Speaker
Description
The anomalous magnetic moment of the muon $(g-2)_\mu$ has been measured and computed to very high precision of about 0.5 ppm. For more than a decade, a discrepancy has persisted between experiment and Standard Model prediction, now of about $3\sigma$. The main uncertainty of the theory prediction is due to strong interaction effects. With the expected improvement of the input for hadronic vacuum polarisation, in a few years the subleading hadronic light-by-light (HLbL) contribution will dominate the theory error.

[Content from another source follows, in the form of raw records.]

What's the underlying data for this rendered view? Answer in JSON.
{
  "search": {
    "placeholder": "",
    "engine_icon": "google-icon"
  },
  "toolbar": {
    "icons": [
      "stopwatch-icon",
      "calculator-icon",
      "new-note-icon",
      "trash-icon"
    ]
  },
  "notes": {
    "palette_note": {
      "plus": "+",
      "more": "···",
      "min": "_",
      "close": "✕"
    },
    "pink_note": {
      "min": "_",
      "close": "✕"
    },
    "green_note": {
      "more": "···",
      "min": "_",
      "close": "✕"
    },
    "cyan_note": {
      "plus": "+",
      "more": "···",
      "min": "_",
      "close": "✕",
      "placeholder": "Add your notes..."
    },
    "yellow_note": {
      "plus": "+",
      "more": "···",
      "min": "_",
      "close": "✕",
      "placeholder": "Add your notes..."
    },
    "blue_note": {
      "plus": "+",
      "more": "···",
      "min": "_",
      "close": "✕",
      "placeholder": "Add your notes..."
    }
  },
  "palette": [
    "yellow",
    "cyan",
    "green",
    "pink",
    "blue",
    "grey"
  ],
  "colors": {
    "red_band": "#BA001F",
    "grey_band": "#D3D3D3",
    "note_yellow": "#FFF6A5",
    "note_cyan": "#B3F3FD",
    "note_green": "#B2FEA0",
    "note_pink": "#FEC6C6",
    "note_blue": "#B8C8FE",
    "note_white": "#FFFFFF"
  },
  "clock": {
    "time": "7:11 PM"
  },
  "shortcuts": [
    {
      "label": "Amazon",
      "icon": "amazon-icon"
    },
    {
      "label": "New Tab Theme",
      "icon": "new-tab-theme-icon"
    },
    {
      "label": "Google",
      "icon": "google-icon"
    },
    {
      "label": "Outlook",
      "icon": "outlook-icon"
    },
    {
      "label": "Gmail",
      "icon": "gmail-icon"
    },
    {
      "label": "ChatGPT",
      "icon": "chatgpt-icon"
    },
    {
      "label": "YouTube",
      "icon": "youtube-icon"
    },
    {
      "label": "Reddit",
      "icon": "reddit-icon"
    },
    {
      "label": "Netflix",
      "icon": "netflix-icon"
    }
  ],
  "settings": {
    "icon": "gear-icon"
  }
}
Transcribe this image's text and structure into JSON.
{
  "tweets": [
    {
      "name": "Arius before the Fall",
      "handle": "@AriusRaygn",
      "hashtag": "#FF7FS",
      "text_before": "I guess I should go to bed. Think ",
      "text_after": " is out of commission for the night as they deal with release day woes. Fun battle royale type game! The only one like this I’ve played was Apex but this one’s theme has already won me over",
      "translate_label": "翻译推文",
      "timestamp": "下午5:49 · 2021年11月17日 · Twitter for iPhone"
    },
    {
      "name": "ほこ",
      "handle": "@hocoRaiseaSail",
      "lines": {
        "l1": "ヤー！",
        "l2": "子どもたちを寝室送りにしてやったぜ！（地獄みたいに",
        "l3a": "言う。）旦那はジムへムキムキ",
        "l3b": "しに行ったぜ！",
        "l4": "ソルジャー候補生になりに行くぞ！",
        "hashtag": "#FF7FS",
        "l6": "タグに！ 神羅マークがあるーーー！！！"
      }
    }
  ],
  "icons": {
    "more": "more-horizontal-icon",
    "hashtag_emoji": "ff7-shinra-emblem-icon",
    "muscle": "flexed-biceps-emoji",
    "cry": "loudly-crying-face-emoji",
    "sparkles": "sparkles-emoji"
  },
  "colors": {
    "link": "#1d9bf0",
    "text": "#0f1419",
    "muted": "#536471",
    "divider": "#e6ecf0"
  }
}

While some constraints from QCD exist, the calculation of the HLbL contribution to the $(g-2)_\mu$ is plagued by a substantial model dependence. In this talk, I will present a dispersive approach to HLbL scattering, based on the fundamental principles of unitarity and analyticity. We have derived a Lorentz decomposition of the HLbL tensor that is fully gauge-invariant and crossing symmetric. The scalar coefficient functions of this tensor decomposition are free of kinematic singularities and zeros and fulfil Mandelstam's double-dispersive representation. The dispersive formalism defines unambiguously and in a model-independent way both the pion-pole and the pion-box contribution. Two-pion rescattering effects are included in a partial-wave picture.
Our dispersive formalism shows a path towards a data-driven determination of the HLbL contribution to the $(g-2)_\mu$.